Assembling the Tree of Life: Can Phylogenomics Resolve Deep Phylogeny?
Massachusetts Institute Of Technology, Cambridge MA
Investigators
Abstract
Resolving the topology and relative timing of the deepest branches remains one of the most significant challenges in Assembling the Tree of Life. Knowledge of this deep phylogeny, however, is critical for understanding foundational questions in biology such as how the complex networks that underlie modern life arose, and how they have been shaped by co-evolution with the Earth. This research project will develop new algorithms to infer a Tree of Life that is based on the thousands of complete genome sequences currently available rather than a single gene or small set of genes.
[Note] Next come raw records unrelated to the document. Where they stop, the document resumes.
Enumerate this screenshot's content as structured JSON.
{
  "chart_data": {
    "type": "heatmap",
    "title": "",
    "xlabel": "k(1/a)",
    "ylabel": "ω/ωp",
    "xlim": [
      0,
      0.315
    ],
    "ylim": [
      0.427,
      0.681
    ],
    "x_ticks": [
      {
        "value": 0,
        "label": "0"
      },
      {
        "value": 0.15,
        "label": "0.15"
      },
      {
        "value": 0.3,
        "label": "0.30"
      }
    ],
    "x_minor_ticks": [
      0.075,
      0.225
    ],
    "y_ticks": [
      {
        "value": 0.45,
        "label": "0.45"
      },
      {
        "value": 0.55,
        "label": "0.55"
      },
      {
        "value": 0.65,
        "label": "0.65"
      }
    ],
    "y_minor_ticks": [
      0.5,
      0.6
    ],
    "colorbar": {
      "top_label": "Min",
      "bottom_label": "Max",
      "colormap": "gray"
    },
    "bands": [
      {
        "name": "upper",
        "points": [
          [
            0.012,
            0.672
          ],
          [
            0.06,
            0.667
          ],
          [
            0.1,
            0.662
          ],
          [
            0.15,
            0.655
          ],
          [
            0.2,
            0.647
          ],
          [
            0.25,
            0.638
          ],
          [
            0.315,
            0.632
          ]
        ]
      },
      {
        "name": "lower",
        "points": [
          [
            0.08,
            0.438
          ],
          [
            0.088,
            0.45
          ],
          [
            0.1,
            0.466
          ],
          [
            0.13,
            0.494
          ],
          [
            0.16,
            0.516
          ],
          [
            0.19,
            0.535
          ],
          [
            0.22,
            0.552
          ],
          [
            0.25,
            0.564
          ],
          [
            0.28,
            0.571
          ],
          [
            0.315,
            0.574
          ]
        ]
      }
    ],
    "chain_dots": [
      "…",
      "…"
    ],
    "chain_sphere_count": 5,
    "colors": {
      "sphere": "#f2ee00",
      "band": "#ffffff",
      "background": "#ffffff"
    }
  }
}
Accurately identifying and accounting for horizontal gene transfer, a process in which genes are exchanged between unrelated species, potentially obscuring phylogenetic relationships, is a key challenge that will be addressed. Calibrating the timing of the deepest branches on the Tree of Life with the geological record will be done in collaboration with experts in early Earth history and geochronology. This project will result in a better understanding of the origin and history of life on Earth, and new algorithms for inferring the evolutionary history of genes and species across billions of years of evolutionary time. The project will bring together expertise from diverse fields of study, and expose graduate, undergraduate, and postdoctoral students to interdisciplinary research. In addition, museum partnerships and podcasts will enable dissemination of research results to the general public.